In graduate school, I had to attend a series of talks from magazine editors and one* of them, from Harper’s, faced a tough question from a friend of mine who asked a lot of tough questions of our guests. She read through the masthead’s list of all-male, mostly Anglo-sounding names and asked, “Where’s the diversity?”

His answer was that he simply hired the best writers, whether that led to any sort of fair representation from women or non-whites. What he didn’t realize, of course, was that his definition of  “best” probably excluded, intentionally or not, all but white males.

He added that he didn’t want to sit around and count quotas because he felt that was condescending. But it’s not just about parity; making sure his organization was more representative was about realizing there are varied points of view that his history as a white male might prevent him from immediately understanding. When you’re talking about writers good enough to get an assignment from Harper’s, there isn’t just one best. After a certain level of quality, distinctions from one writer to another become a matter of taste, and this particular editor was showing his bias toward white males. Pulling in other perspectives would enrich Harper’s voice.

So it goes Hollywood. If you haven’t yet read Manhola Dargis’s full-on assault at Jezebel against the mainstream movie industry for shutting out good female directors, you should read it and then go see The Hurt Locker, the fantastic war film for which Kathryn Bigelow seems poised to get a Best Director nod from the Academy.

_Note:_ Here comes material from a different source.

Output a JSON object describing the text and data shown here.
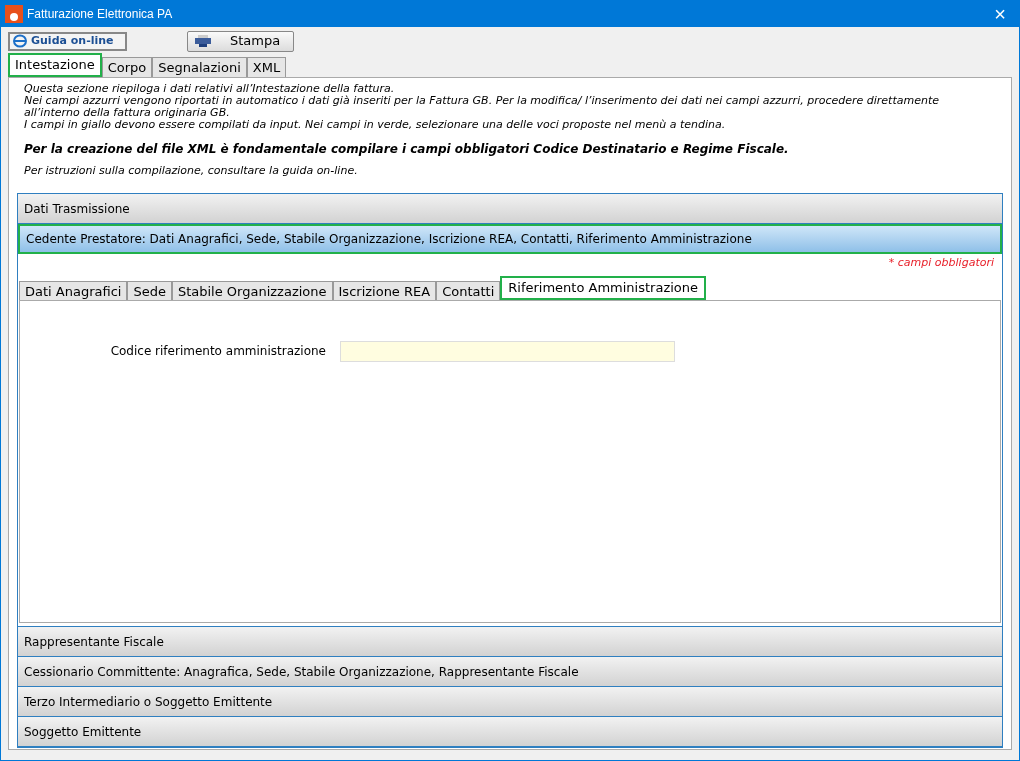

Locker might be the best movie I’ve ever seen about war. There are few missteps, and I spent the movie so on edge I nearly had a stomach ache. I actually rooted for the soldiers to shoot some possibly innocent (but possibly not innocent!) civilians (who could have killed them!) because they were so surrounded by terrifying things, and the terror was so well-captured. But the best scenes were about the soldiers odd, contractual, conditional relationships with one other. There wasn’t the “We’re in this together, and we’re honorable, now let’s go boys!” sense that can ring false in movies like Saving Private Ryan. I’m not going to say that this was due to Bigelow’s special woman-sense or anything, because we don’t know why she was able to make it so good. That’s kind of the point. The excellence of the movie speaks to Dargis’s point and the problem with Harper’s at once. If we leave out half the population from movie-making, we’re leaving out half the perspectives that might be able to bring something new to the table. The major studios would be better off if they brought it, because I’d love to see more movies like The Hurt Locker.

*I don’t remember his name, and don’t want to call out the wrong guy.

  • I’ve long thought that about the lack of women directors. I heard awhile back that only 4% of Hollywood movies are directed by women. Maybe it’s a bit higher now, but not much, I’d bet.

    I thought Hurt Locker was a powerful portrait of how war can be addicting, and it did make me feel like I was there. But, I did think the portrayal of Iraqi resistance was simplistic, even cartoonish. This post does a better job of explaining why than I can do here.

  • Ladyfresh

    I’m not a war movie enthusiast. I’m not even sure why i went to see this movie but i saw it. It was excellent and I did not realize the director was female.

  • J.M.

    Sadly, I missed The Hurt Locker when it was out because I was overseas. But I want to add that Kathryn Bigelow is brilliant. She has a wonderful eye, a remarkable sense of timing and development, and a very modern perspective–one refreshingly free of pop psychology. Point Break, the first film of hers I ever saw in theaters, is a seriously underrated film, part arthouse experiment, part action flick. It’s about time she got her props.